I called my mother to tell her that I was going to try my luck in Beijing, that I wasn’t coming home. I asked her if she could send me some money. She borrowed 1,500 yuan from everyone in the village. Enough to survive for four months in a tiny studio and to eat in a cheap restaurant every day. I found a job pretty quickly. I was offered 300 yuan a day to wear a qipao, an elegant Chinese dress, in the café of the City Hotel. One evening the editor of Miss Magazine, who was sitting there in the middle of all the bustle, asked me if I had a ‘book’. A what ? I didn’t even know what it meant. The next morning I had a meeting at his office for my first casting. That is where I met my two guardian angels. Tony Li is the top hairdresser in Beijing. Feng Hai is a very famous photographer. They watched me for a while. They asked me to stand up, to turn around. Then they smiled. I was embarassed. It was the first time that I experienced that thrilling feeling of someone looking at me because they found me beautiful… From that day on they took care of me as though they were my older brothers. On July 28th 1999 I did my first shoot. No make up, just some baby oil on my face, my freckles, undisguised, highlighted beneath my cat’s eyes. It was like a bomb went off: Paris Match, Elle, all the magazines snatched up the pictures. Without realising it I had set off a small revolution in the staid world of Chinese fashion. ‘How could such an ugly girl be considered attractive by so many? She can’t be Chinese, she must be Korean …’

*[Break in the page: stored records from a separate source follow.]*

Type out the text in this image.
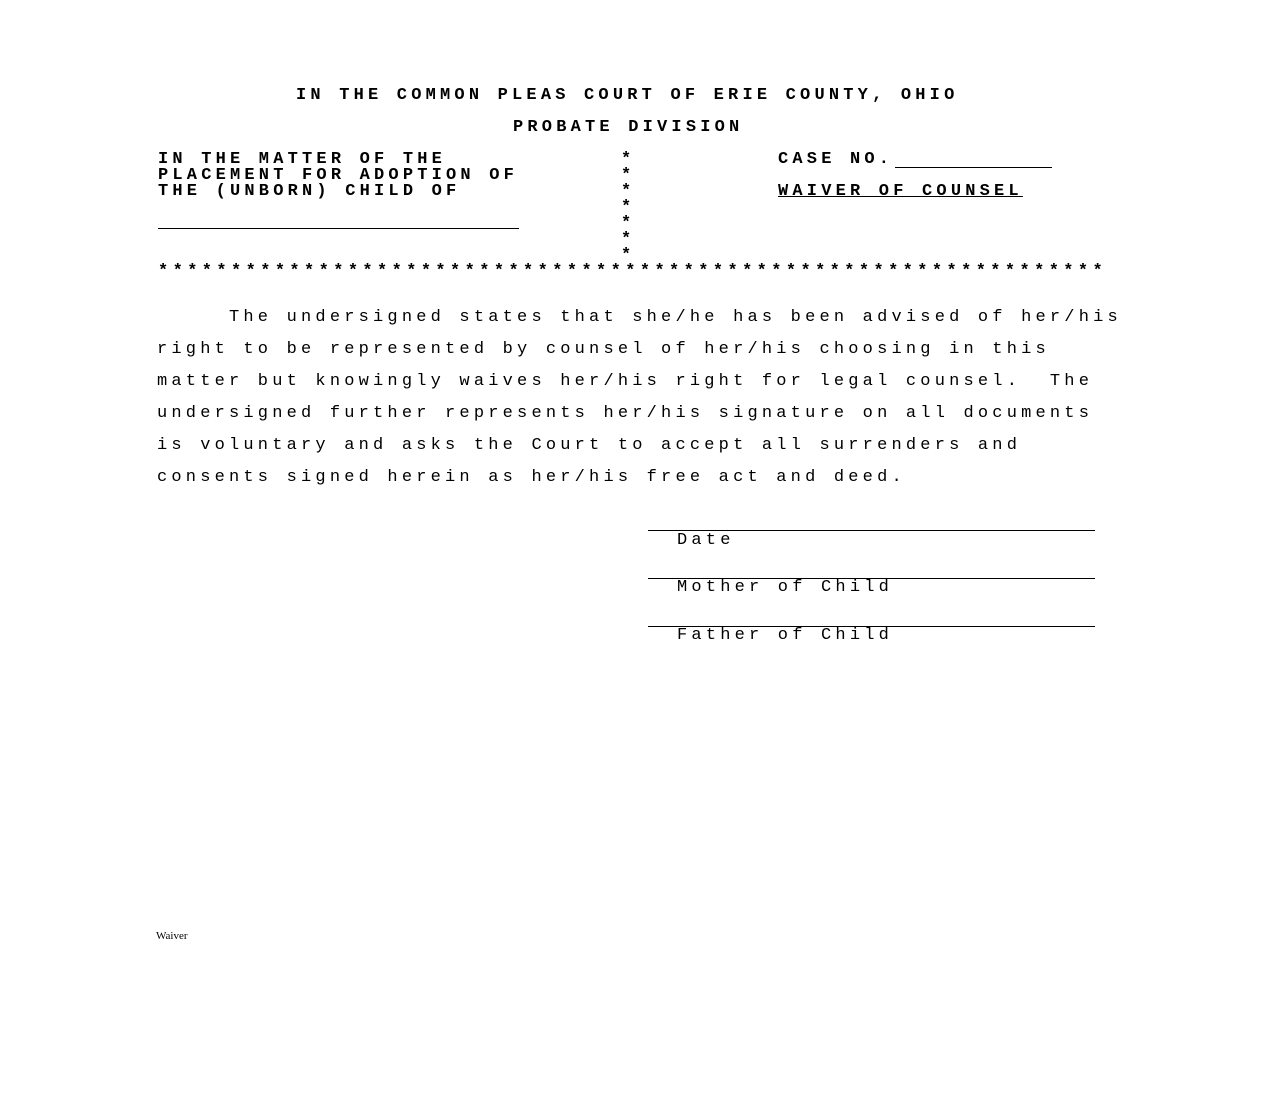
IN THE COMMON PLEAS COURT OF ERIE COUNTY, OHIO
PROBATE DIVISION
IN THE MATTER OF THE
PLACEMENT FOR ADOPTION OF
THE (UNBORN) CHILD OF
*
*
*
*
*
*
*
CASE NO.
WAIVER OF COUNSEL
*****************************************************************
The undersigned states that she/he has been advised of her/his
right to be represented by counsel of her/his choosing in this
matter but knowingly waives her/his right for legal counsel.  The
undersigned further represents her/his signature on all documents
is voluntary and asks the Court to accept all surrenders and
consents signed herein as her/his free act and deed.
Date
Mother of Child
Father of Child
Waiver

At the beginning my life as a model wasn’t easy. In Beijing I was snubbed by several agencies. Other models looked me up and down with an air of frank distaste. In 2000, the Metropolitan agency spotted me at the Beijing Hotel. They assured me I had a promising future. It took three months to get a passport from my village. I was the first ever! I left for Paris, my mind empty, feeling lost. It was too fast. I was like a blank sheet of paper. Tony and Feng, who were now my agents, guided me through it, little by little. I knew absolutely nothing about French culture. I didn’t talk for the first three months. It would take me hours to get to a casting a few minutes from my apartment. As for the food… That first year I think I must have eaten a hundred eggs a month!
Six years later I am a totally different person.
Today I speak English, as well as a bit of lousy French with my boyfriend. I am happy anywhere I go, from New York to Beijing, London to Marrakech. I bought a house for my parents in Beijing and I have paid off my brother’s and my sister’s student loans. In China you don’t talk a lot about your emotions but you take care of your family. It’s both principle and necessity.
You have to work hard, no one is going to hold your hand. I’m the eldest daughter; I’m responsible for the whole family. As long as things are going well for me, things will be okay for them.